Greeley is at the center of the fight over immigration reform in the United States. Two men on the same street are trying to survive the battle.

August 2008

A Mexican woman came to Jerry's Market awhile ago, asked Steve Mize to sign a petition supporting immigrants' rights in Greeley, to oppose the U.S. Immigration and Customs Enforcement office the feds want to put nearby. We're a majority of your customers, she tells Steve; you don't want to see your customers go away, do you?

It wasn't like this at first. The Mexicans were just happy to have a neighborhood store, a place they could get their tortillas and beans and beef foot and feel safe, like they belonged. Steve was glad to have the business. Dad always told him to know the customers better than they knew themselves; whether they were chicken or fish people, whether they liked their beans fresh or canned.

So Steve spent years trying to understand his customers. Did some research, stopped ordering lots of fish because these weren't fish people, they grew up in central Mexico, not on the coast. Steve talked to some of his employees, changed that sign. A little touch of Mexico—Steve holds the tips of his index finger and his thumb in a pinch to emphasize the word little.

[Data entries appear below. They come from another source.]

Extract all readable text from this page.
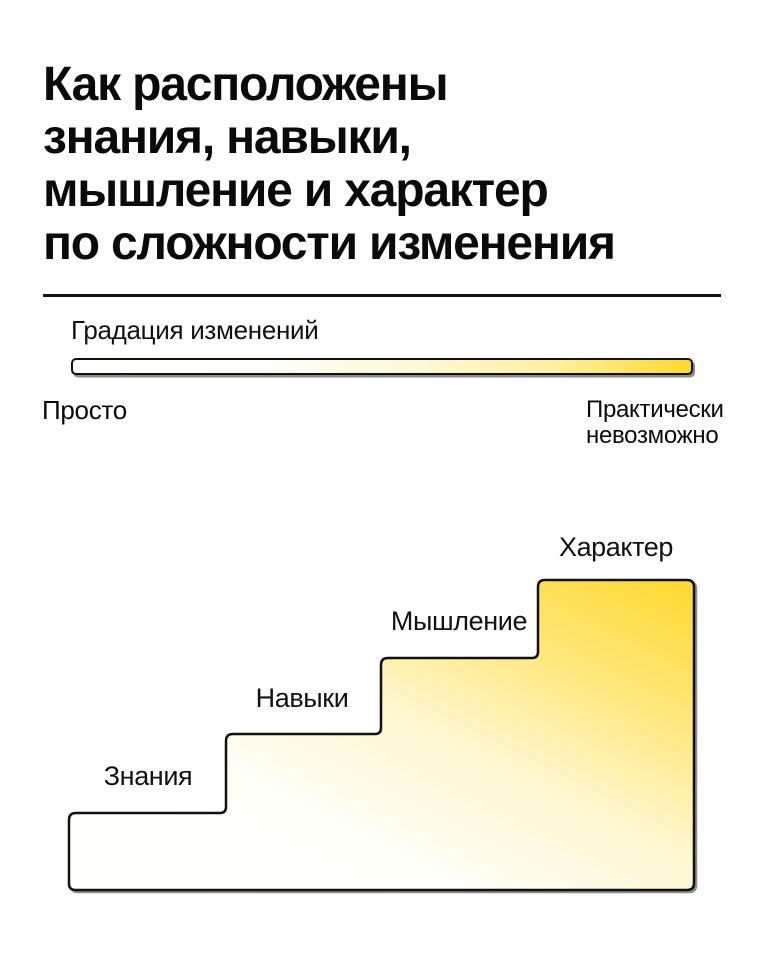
Как расположены
знания, навыки,
мышление и характер
по сложности изменения
Градация изменений
Просто	Практически
невозможно
Знания
Навыки
Мышление
Характер
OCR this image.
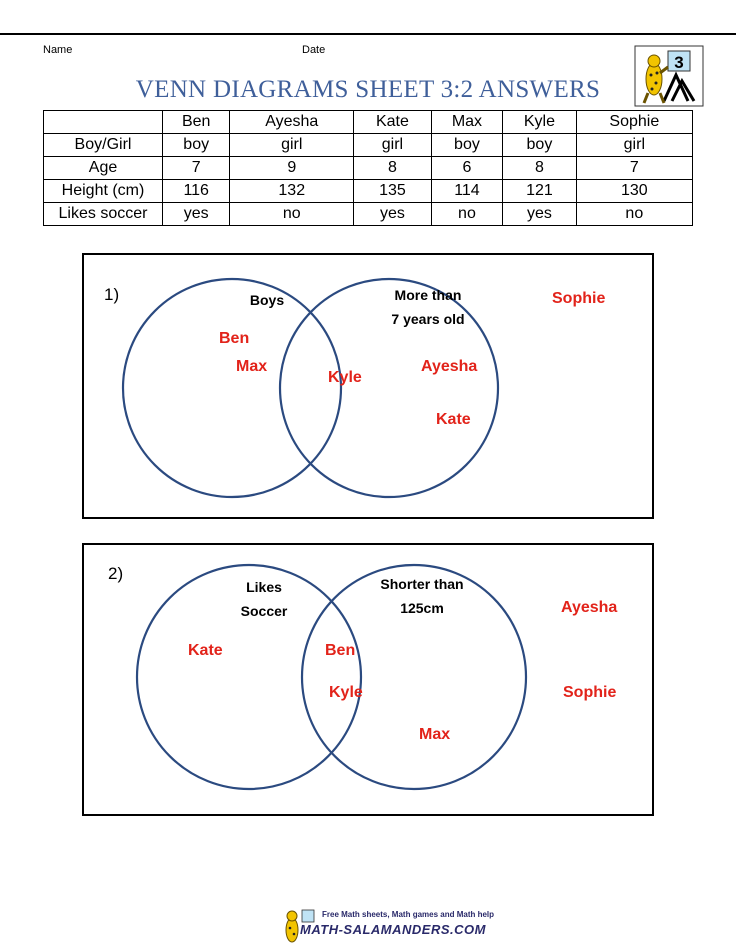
Name	Date
VENN DIAGRAMS SHEET 3:2 ANSWERS
3
	Ben	Ayesha	Kate	Max	Kyle	Sophie
Boy/Girl	boy	girl	girl	boy	boy	girl
Age	7	9	8	6	8	7
Height (cm)	116	132	135	114	121	130
Likes soccer	yes	no	yes	no	yes	no
1)	Boys	More than
7 years old
Ben
Max
Kyle
Ayesha
Kate
Sophie
2)
Likes
Soccer
Shorter than
125cm
Kate	Ben
Kyle
Max
Ayesha
Sophie
Free Math sheets, Math games and Math help
MATH-SALAMANDERS.COM
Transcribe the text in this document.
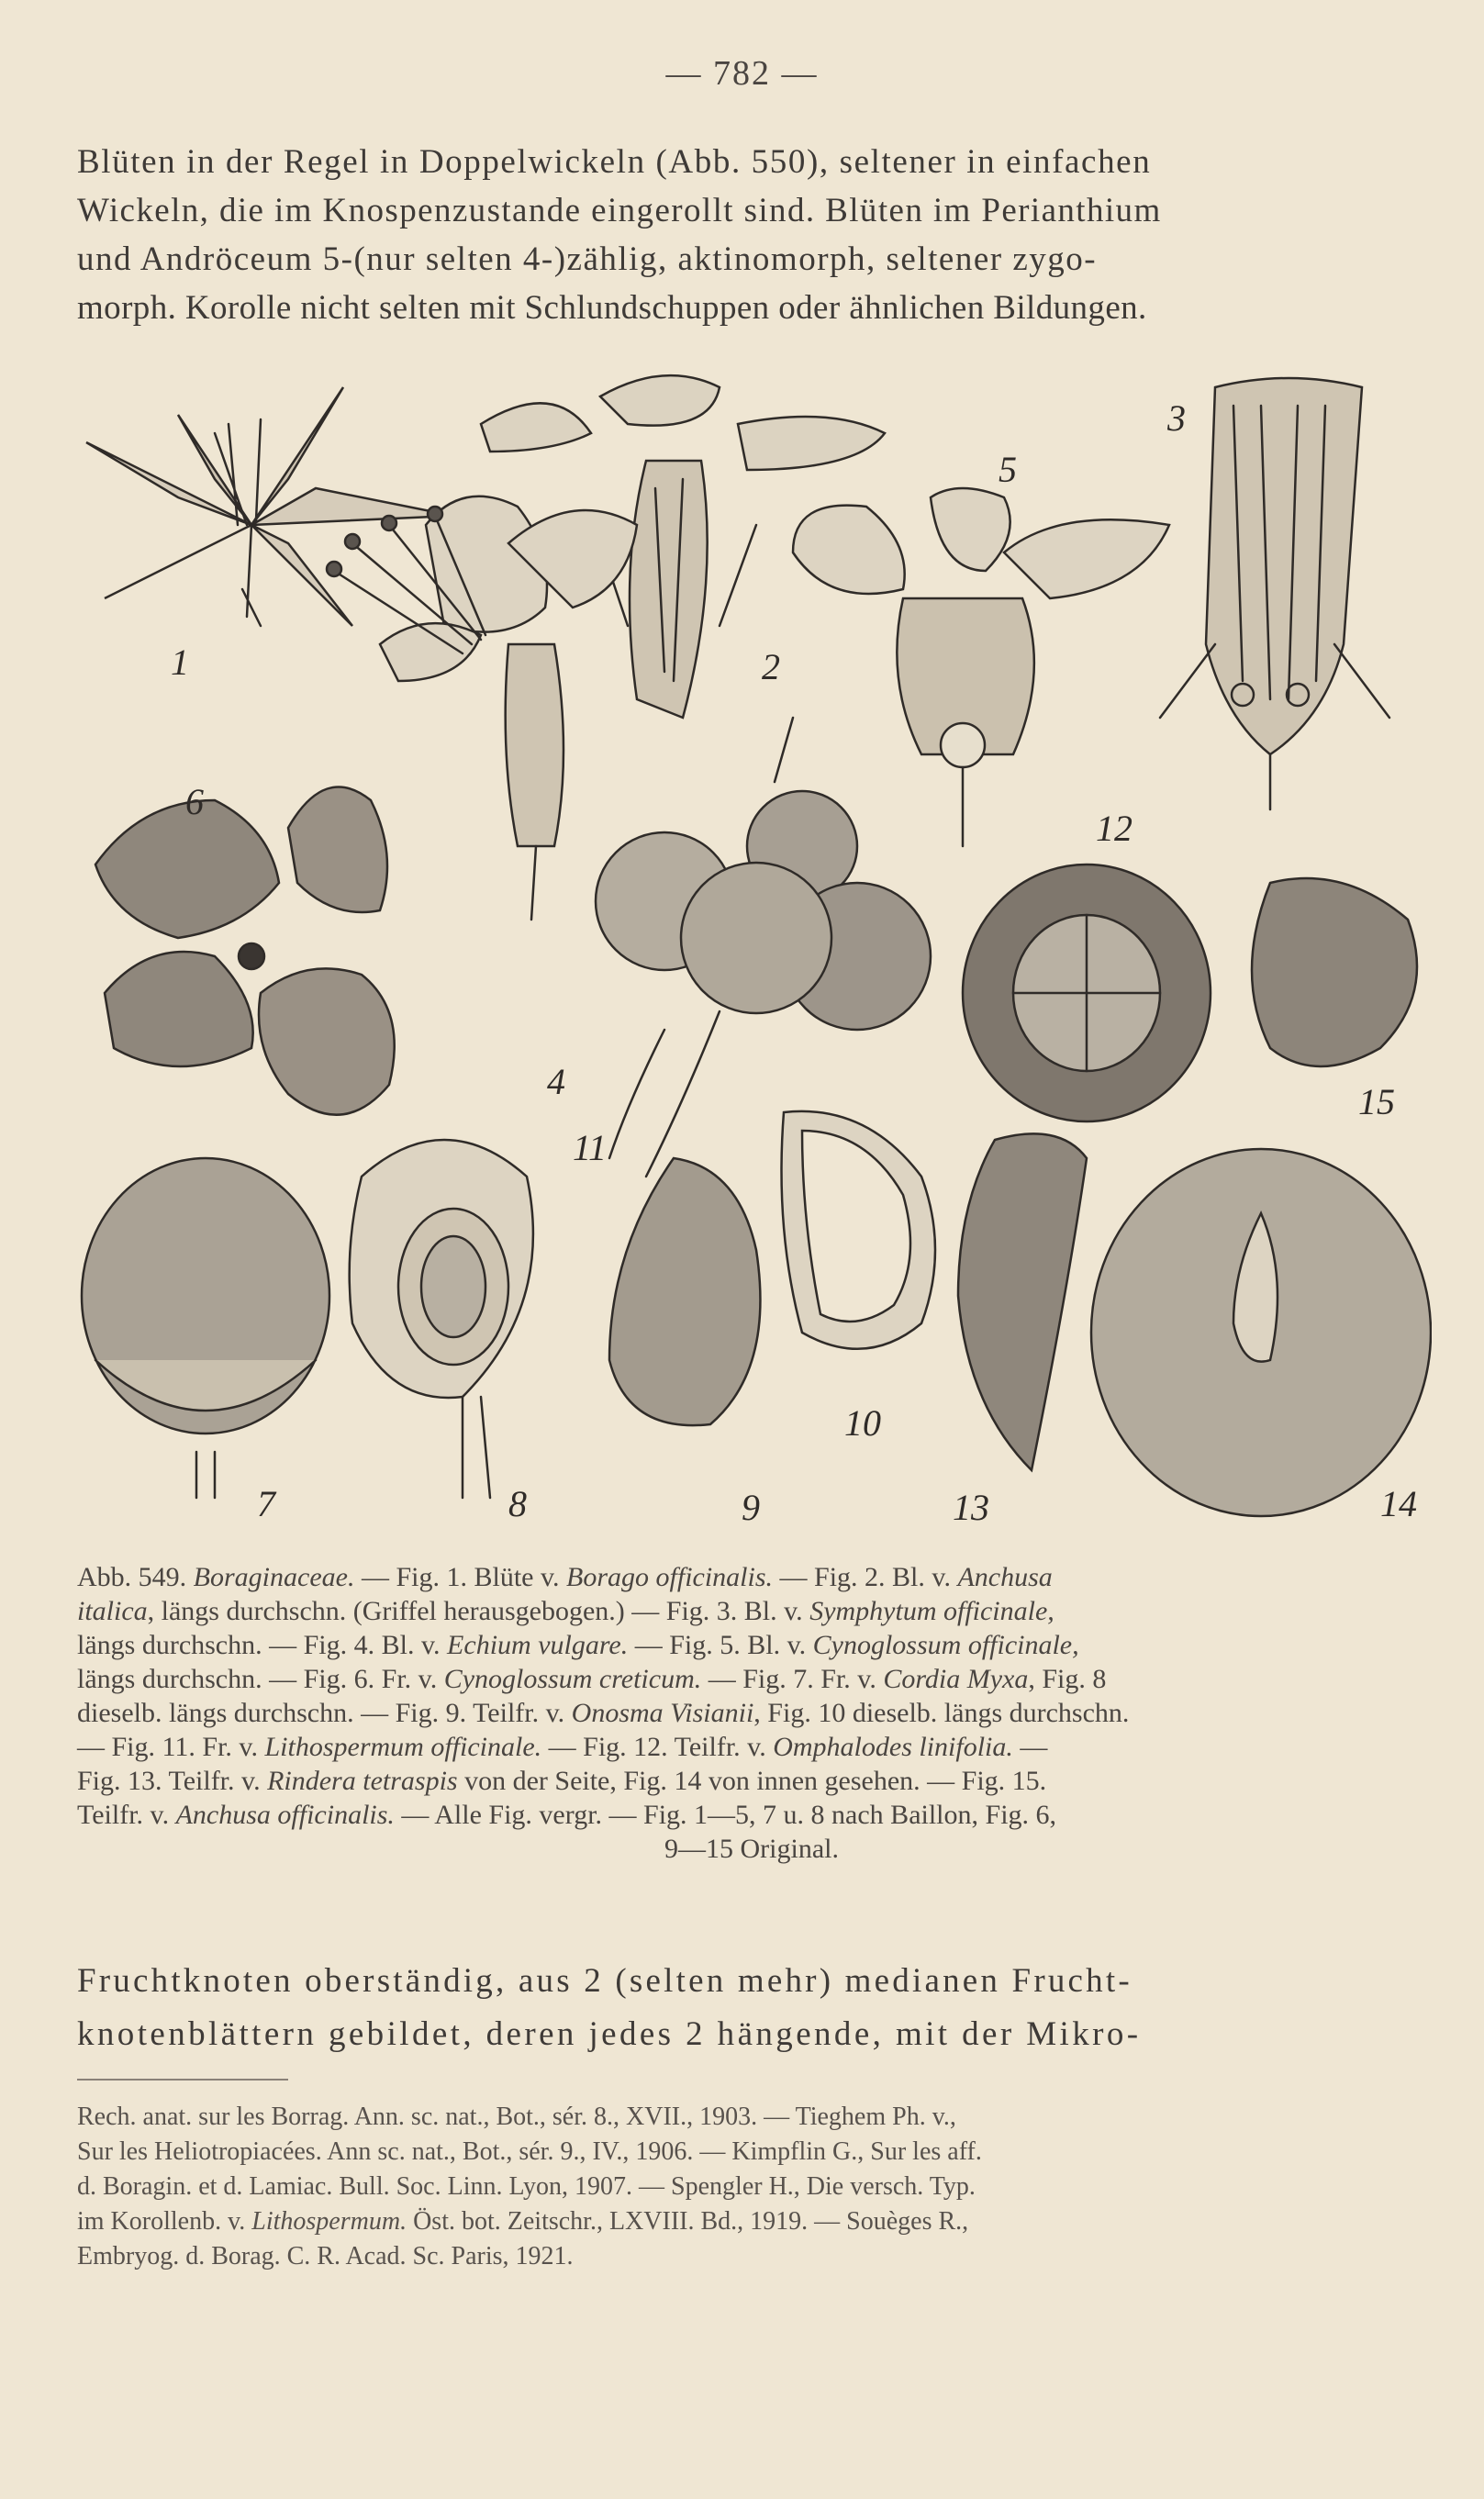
— 782 —
Blüten in der Regel in Doppelwickeln (Abb. 550), seltener in einfachen
Wickeln, die im Knospenzustande eingerollt sind. Blüten im Perianthium
und Andröceum 5-(nur selten 4-)zählig, aktinomorph, seltener zygo-
morph. Korolle nicht selten mit Schlundschuppen oder ähnlichen Bildungen.
1	2
3
4
5
6
7	8	9
10
11
12
13	14
15
Abb. 549. Boraginaceae. — Fig. 1. Blüte v. Borago officinalis. — Fig. 2. Bl. v. Anchusa
italica, längs durchschn. (Griffel herausgebogen.) — Fig. 3. Bl. v. Symphytum officinale,
längs durchschn. — Fig. 4. Bl. v. Echium vulgare. — Fig. 5. Bl. v. Cynoglossum officinale,
längs durchschn. — Fig. 6. Fr. v. Cynoglossum creticum. — Fig. 7. Fr. v. Cordia Myxa, Fig. 8
dieselb. längs durchschn. — Fig. 9. Teilfr. v. Onosma Visianii, Fig. 10 dieselb. längs durchschn.
— Fig. 11. Fr. v. Lithospermum officinale. — Fig. 12. Teilfr. v. Omphalodes linifolia. —
Fig. 13. Teilfr. v. Rindera tetraspis von der Seite, Fig. 14 von innen gesehen. — Fig. 15.
Teilfr. v. Anchusa officinalis. — Alle Fig. vergr. — Fig. 1—5, 7 u. 8 nach Baillon, Fig. 6,
9—15 Original.
Fruchtknoten oberständig, aus 2 (selten mehr) medianen Frucht-
knotenblättern gebildet, deren jedes 2 hängende, mit der Mikro-
Rech. anat. sur les Borrag. Ann. sc. nat., Bot., sér. 8., XVII., 1903. — Tieghem Ph. v.,
Sur les Heliotropiacées. Ann sc. nat., Bot., sér. 9., IV., 1906. — Kimpflin G., Sur les aff.
d. Boragin. et d. Lamiac. Bull. Soc. Linn. Lyon, 1907. — Spengler H., Die versch. Typ.
im Korollenb. v. Lithospermum. Öst. bot. Zeitschr., LXVIII. Bd., 1919. — Souèges R.,
Embryog. d. Borag. C. R. Acad. Sc. Paris, 1921.
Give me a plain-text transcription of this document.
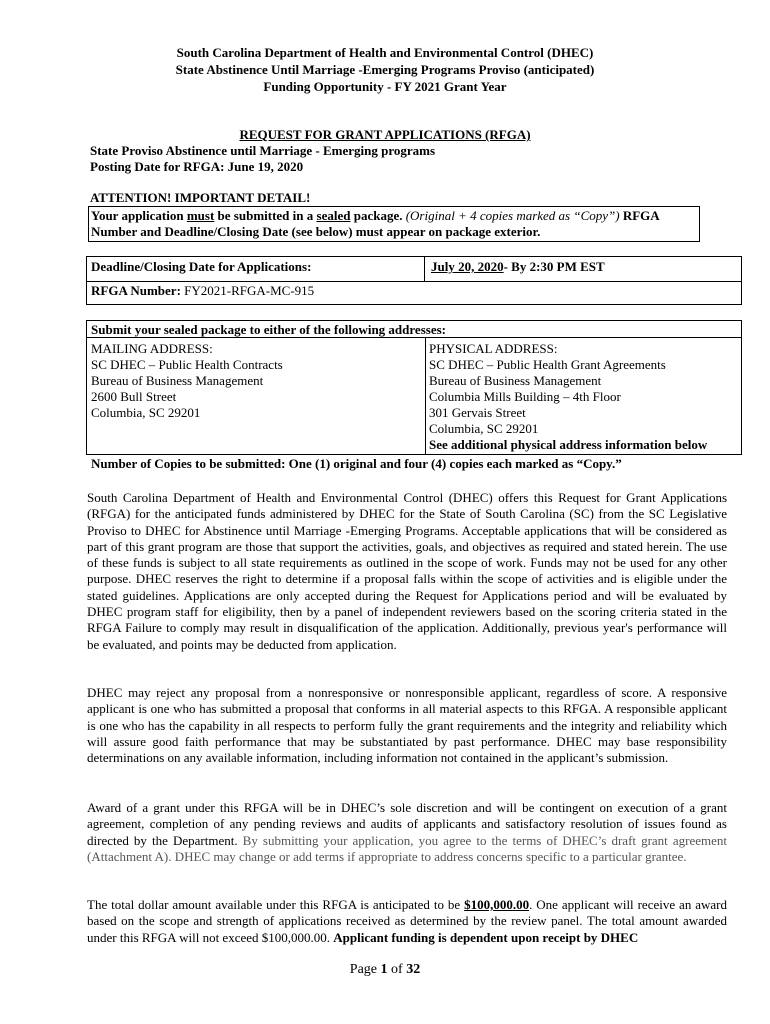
South Carolina Department of Health and Environmental Control (DHEC)
State Abstinence Until Marriage -Emerging Programs Proviso (anticipated)
Funding Opportunity - FY 2021 Grant Year
REQUEST FOR GRANT APPLICATIONS (RFGA)
State Proviso Abstinence until Marriage - Emerging programs
Posting Date for RFGA: June 19, 2020
ATTENTION! IMPORTANT DETAIL!
Your application must be submitted in a sealed package. (Original + 4 copies marked as “Copy”) RFGA
Number and Deadline/Closing Date (see below) must appear on package exterior.
Deadline/Closing Date for Applications:	July 20, 2020- By 2:30 PM EST
RFGA Number: FY2021-RFGA-MC-915
Submit your sealed package to either of the following addresses:
MAILING ADDRESS:
SC DHEC – Public Health Contracts
Bureau of Business Management
2600 Bull Street
Columbia, SC 29201
PHYSICAL ADDRESS:
SC DHEC – Public Health Grant Agreements
Bureau of Business Management
Columbia Mills Building – 4th Floor
301 Gervais Street
Columbia, SC 29201
See additional physical address information below
Number of Copies to be submitted: One (1) original and four (4) copies each marked as “Copy.”

South Carolina Department of Health and Environmental Control (DHEC) offers this Request for Grant Applications (RFGA) for the anticipated funds administered by DHEC for the State of South Carolina (SC) from the SC Legislative Proviso to DHEC for Abstinence until Marriage -Emerging Programs. Acceptable applications that will be considered as part of this grant program are those that support the activities, goals, and objectives as required and stated herein. The use of these funds is subject to all state requirements as outlined in the scope of work. Funds may not be used for any other purpose. DHEC reserves the right to determine if a proposal falls within the scope of activities and is eligible under the stated guidelines. Applications are only accepted during the Request for Applications period and will be evaluated by DHEC program staff for eligibility, then by a panel of independent reviewers based on the scoring criteria stated in the RFGA Failure to comply may result in disqualification of the application. Additionally, previous year's performance will be evaluated, and points may be deducted from application.

DHEC may reject any proposal from a nonresponsive or nonresponsible applicant, regardless of score. A responsive applicant is one who has submitted a proposal that conforms in all material aspects to this RFGA. A responsible applicant is one who has the capability in all respects to perform fully the grant requirements and the integrity and reliability which will assure good faith performance that may be substantiated by past performance. DHEC may base responsibility determinations on any available information, including information not contained in the applicant’s submission.

Award of a grant under this RFGA will be in DHEC’s sole discretion and will be contingent on execution of a grant agreement, completion of any pending reviews and audits of applicants and satisfactory resolution of issues found as directed by the Department. By submitting your application, you agree to the terms of DHEC’s draft grant agreement (Attachment A). DHEC may change or add terms if appropriate to address concerns specific to a particular grantee.

The total dollar amount available under this RFGA is anticipated to be $100,000.00. One applicant will receive an award based on the scope and strength of applications received as determined by the review panel. The total amount awarded under this RFGA will not exceed $100,000.00. Applicant funding is dependent upon receipt by DHEC

Page 1 of 32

The customers see Steve's work in the aisles, how he's trying to make the market look more like them, how he's carrying Bimbo bread now, chips with lime flavor. Still, some call Steve bad names, curse at him in Spanish, when he refuses to cash a $400 check without identification. Steve doesn't speak Spanish very well, but he understands when people get mad and say "chíngate," when they look him right in the eye and challenge him to a fight in the parking lot.

Even so, Steve stands by his customers. One day, Steve was invited to a rally, the kind where people stand up and say the Mexicans are destroying their way of life. Steve declined the invitation. Told those folks that he thinks these Mexicans are pretty darn important to our economy. They're pretty darn important to his bank account. Some whites in town started wondering whether Steve was a friend of the Mexicans. And they stopped shopping Jerry's Market.

So here Steve is, back in his office, Chris LeDoux singing over the speakers, sitting at a desk counting money. White linoleum floor, the yellowish hue of the overhead lighting cascading across his desk onto the photos of Jerry, Steve's wife, his son, and his adopted daughter from China.

When Jerry was running the place, the Kreuters and Heinrichs stopped by to pick up their groceries. Steve sees the Archuletas and Gomezes. Hundreds of brown faces each day. Good people, Steve says.

The tightrope, he calls it. Don't want to seem too friendly to either side, but Steve feels like he should be best friends with both. Sure, he'd like to see those Mexican gangs eradicated. But what about the hard-working Mexicans, the Mexicans like Gerardo who stuff money under their beds each week with the dream that someday they can make something of their lives? Steve says it seems like they're more American than some of the Americans he knows.

Yet here he is, feeling pinched, the two sides of the vice closing in on him. There's fear: fear that someday he's going to be forced to choose a side when he doesn't want to, that he's going to lose his customers or his friends no matter what he says or does, no matter how friendly and helpful his market is. There's fear that someday maybe Jerry's on 14th Avenue will no longer exist, and it will all be Steve's fault.